At time of writing, I'm not sure what the load will be like when we finally announce the study publicly, but I've spent a lot of time worrying about and trying to ensure that the site can handle the loads we hope for. There's been a lot of interesting news and blog posts over the years about what kind of download numbers an app, and especially a research app can expect, and I wanted to build MyGeneRank with those kinds of numbers in mind. Once the project has hit its first month I'm going to do a retrospective on how it all went and we'll see if my performance enhancements were enough.

Lessons Learned

There's a lot of little things that I've learned in building MyGeneRank (and later Adventurer's Codex). When we started, I'd worked on a few toy iOS apps and a few corporate web projects, but MyGeneRank turned out to be of a completely different scale.

Before MyGeneRank, I'd never used Django, or Django REST. I'd heard of them, and had a friend who used them, but aside from a few toy projects in Flask, my web experience was in front-ends or Java/Spring (and I guess PHP). My work at that time was mostly in writing analysis pipelines in Python and since it's my preferred language, I wanted to use it for MyGeneRank. To this day, the structure of the API project is a little wonky and apps aren't where they should be; both are cruft from those early days. I try not to worry about it too much since I was learning as I went, and this kind of legacy cruft is impossible to avoid unless you knew everything at the start, and we most assuredly didn't. I can say that Django/Django REST has shown me just how boring building websites really is because it does most of it for you automatically and supports anything you'd ever really need right out of the box; you should definitely use it.

The modern web is really complex and there's a reason that it takes so many skilled developers to build large systems. Server setup, administration, DevOps, reporting, and application development are all sub-disciplines unto themselves (which is why they're separate jobs at most places). And I've found that jumping in and out of these different worlds can result in a sort of Programmer's Jet Lag as your body adjusts to the new environment after spending days in a completely different one.

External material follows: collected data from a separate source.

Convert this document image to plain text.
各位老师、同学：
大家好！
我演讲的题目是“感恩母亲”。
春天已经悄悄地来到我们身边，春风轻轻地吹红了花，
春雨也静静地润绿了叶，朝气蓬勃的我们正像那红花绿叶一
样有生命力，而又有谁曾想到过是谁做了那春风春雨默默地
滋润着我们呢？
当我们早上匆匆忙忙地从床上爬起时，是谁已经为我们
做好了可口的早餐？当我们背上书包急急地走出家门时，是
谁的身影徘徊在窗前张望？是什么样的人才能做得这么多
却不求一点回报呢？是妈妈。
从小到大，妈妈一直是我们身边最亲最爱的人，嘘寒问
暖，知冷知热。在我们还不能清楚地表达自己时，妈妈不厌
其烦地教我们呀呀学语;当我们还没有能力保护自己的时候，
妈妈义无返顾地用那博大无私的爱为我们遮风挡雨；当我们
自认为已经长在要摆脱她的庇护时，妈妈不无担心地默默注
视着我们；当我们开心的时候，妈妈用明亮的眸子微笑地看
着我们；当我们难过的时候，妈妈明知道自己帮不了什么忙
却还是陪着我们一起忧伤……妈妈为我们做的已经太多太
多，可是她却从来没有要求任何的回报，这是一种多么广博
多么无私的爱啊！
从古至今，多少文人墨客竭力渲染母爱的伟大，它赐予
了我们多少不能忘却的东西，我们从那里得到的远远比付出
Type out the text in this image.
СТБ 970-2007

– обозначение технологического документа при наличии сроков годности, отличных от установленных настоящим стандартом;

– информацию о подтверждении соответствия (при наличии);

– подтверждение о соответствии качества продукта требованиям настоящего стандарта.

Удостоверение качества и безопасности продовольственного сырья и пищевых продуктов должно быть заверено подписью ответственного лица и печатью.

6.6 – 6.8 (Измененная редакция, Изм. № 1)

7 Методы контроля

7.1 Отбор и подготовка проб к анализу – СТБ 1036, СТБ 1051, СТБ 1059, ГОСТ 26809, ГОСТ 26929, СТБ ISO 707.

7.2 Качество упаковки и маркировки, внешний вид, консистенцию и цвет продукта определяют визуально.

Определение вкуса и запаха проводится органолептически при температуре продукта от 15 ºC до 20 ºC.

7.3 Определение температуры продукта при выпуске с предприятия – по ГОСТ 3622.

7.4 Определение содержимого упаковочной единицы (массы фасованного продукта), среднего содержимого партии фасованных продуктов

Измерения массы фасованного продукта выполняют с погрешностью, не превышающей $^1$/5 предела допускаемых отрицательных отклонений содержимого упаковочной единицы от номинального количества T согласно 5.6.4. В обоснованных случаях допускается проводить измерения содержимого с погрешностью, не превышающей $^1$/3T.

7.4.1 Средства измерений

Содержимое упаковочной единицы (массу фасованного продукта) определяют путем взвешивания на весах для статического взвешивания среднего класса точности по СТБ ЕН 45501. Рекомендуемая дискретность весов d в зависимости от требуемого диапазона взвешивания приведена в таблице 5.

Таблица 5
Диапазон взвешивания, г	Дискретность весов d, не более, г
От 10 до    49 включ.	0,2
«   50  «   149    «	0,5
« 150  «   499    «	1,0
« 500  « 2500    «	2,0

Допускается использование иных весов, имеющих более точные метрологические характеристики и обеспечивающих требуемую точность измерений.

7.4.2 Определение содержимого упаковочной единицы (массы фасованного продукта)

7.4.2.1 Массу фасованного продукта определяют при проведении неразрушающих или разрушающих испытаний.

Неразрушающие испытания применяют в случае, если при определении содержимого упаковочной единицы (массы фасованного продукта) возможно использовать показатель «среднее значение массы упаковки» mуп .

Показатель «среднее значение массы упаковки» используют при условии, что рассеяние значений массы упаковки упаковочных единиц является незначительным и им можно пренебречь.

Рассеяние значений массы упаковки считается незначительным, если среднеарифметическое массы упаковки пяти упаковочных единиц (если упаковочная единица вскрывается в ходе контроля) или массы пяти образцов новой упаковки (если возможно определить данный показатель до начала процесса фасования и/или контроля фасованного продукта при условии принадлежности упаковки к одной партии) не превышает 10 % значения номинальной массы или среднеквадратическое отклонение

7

On the native side, Apple's frameworks can be fun to use, and their OS frameworks, documentation, and user guides are world-class, but their tooling can also be frustrating and slow at times. The iOS app is written entirely in Swift and that has had some major effects on the development. Swift's tooling is still very new and the language has changed drastically since it came out. Having worked in both, I can say that, while I do enjoy Swift, nothing has made me appreciate the maturity of Python more.

Overall, my advice for building these kinds of systems is the same as when I wrote a similar post about Adventurer's Codex:

...ask people who've done it before... The internet is great, but it's actually pretty difficult to find out how to design modern web systems from scratch with just a vague notion and Google.

MyGeneRank, to me, represents my passing from a junior to a senior developer in a lot of ways. By no means have I learned all there is to know, but having now built two large web projects, and being the sole developer for one of them, I feel like a different person from the one who started the project a year and a half ago. I'd love to know what you all think of the source, and if you find a bug, file an issue please.